In 2023, 2bears participated within the Co-Creation Studio Indigenous Immersive Incubator at MIT, an historic gathering of 10 Indigenous artists, who toured MIT labs and met with Indigenous leaders from MIT and past. As a part of the summit, he shared “Ne:Kahwistará:ken Kanónhsa’kówa í:se Onkwehonwe” as a piece in progress. This spring, he introduced the most recent iteration of the work at MIT in smaller settings with teams of scholars, and in a big public lecture introduced by CAST and the Art, Culture and Technology Program. His “experimental method of storytelling and communication really conveys the power of what it means to be a community as an Indigenous person, and the unique beauty of all of our people,” says Nicole McGaa, Oglala Lakota, co-president of MIT’s Native American Indigenous Association.
Storytelling in 360 levels
2bear’s digital recreation grew to become much more necessary after the longhouse in the neighborhood unexpectedly burned down halfway through the method, after the crew had created 3D scans of the construction. With no constructing to venture onto, they used ingenuity and creativity to pivot to the venture’s present iteration.
The immersive expertise was exceptional in its sheer dimension: 8-foot tall photos performed on a canvas display screen 34 toes in diameter. With video mapping utilizing a number of projectors and 14-channel encompass sound, the story of Sky Woman coming all the way down to Turtle Island was given an immense kind. It premiered on the 2RO MEDIA Festival, and was met with an enthusiastic response from the Six Nations neighborhood. “It was so beautiful. You can look in any direction, and there was something happening,” says Gary Joseph, director of Thru the RedDoor. “It affects you in a way that you didn’t think you could be affected because you’re seeing the things that are sacred to you being expressed in a way that you’ve never imagined.”

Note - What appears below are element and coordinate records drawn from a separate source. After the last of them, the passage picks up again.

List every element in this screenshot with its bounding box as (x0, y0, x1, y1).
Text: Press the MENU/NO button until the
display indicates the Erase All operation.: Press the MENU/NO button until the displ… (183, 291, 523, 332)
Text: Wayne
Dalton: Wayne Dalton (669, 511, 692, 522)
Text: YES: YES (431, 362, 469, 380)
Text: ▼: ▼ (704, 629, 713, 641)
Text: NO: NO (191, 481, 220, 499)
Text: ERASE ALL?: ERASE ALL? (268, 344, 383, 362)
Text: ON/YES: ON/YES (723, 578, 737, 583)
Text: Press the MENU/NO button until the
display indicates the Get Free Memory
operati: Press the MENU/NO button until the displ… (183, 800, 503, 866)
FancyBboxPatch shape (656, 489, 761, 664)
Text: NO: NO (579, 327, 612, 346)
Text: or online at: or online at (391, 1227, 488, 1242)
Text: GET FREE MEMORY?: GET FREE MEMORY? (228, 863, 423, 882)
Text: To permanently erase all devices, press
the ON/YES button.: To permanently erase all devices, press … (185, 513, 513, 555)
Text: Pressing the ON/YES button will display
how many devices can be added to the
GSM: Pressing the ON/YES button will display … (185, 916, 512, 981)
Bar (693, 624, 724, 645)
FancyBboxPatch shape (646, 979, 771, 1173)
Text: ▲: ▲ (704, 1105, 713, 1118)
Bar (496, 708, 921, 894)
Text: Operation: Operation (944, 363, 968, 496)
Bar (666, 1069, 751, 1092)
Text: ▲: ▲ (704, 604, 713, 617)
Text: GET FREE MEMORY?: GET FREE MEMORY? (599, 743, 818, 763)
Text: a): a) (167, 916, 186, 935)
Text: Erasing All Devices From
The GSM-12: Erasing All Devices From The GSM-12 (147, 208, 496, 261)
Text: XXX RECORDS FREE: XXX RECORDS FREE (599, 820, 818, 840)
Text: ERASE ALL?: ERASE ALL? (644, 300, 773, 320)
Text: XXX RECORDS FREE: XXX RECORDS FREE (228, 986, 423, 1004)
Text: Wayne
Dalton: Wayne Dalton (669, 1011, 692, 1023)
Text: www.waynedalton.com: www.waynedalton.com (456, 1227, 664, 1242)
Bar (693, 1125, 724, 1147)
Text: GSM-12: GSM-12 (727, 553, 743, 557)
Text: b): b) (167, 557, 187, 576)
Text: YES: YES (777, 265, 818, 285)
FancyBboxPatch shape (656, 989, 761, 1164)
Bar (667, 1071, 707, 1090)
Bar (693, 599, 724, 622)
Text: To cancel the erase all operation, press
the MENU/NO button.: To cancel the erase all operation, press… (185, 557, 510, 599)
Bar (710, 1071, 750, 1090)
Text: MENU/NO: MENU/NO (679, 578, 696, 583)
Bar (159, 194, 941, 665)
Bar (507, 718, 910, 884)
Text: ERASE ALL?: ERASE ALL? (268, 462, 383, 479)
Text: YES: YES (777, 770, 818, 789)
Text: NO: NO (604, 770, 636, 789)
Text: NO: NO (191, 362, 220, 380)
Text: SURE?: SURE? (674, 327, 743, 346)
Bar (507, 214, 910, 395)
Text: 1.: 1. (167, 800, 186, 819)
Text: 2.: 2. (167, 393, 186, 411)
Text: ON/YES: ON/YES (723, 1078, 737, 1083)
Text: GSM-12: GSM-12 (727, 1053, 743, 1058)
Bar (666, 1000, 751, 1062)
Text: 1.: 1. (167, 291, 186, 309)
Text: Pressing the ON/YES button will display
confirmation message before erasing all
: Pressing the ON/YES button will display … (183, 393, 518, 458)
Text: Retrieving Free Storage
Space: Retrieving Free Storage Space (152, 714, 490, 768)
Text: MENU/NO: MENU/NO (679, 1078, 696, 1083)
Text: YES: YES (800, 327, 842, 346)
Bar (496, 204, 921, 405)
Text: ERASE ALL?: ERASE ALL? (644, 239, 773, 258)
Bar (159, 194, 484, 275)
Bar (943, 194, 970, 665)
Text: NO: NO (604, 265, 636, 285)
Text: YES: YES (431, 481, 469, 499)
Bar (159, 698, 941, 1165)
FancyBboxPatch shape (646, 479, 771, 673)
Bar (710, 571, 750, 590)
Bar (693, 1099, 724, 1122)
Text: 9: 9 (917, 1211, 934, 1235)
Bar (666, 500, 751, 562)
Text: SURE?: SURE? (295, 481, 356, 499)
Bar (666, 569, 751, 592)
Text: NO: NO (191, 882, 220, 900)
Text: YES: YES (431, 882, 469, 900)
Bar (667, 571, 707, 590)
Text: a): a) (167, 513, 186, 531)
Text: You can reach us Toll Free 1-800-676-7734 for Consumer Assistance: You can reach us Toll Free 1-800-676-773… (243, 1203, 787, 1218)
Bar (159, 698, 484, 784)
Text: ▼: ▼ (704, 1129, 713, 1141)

In the long run, 2bears hopes to make the set up extra interactive, so contributors can interact with the expertise in their very own methods, creating a number of variations of the creation story. “I’ve been thinking about it as creating a living installation,” he says. “It really was a project made in community, and I couldn’t have been happier about how it turned out. And I’m really excited about where I see this project going in the future.”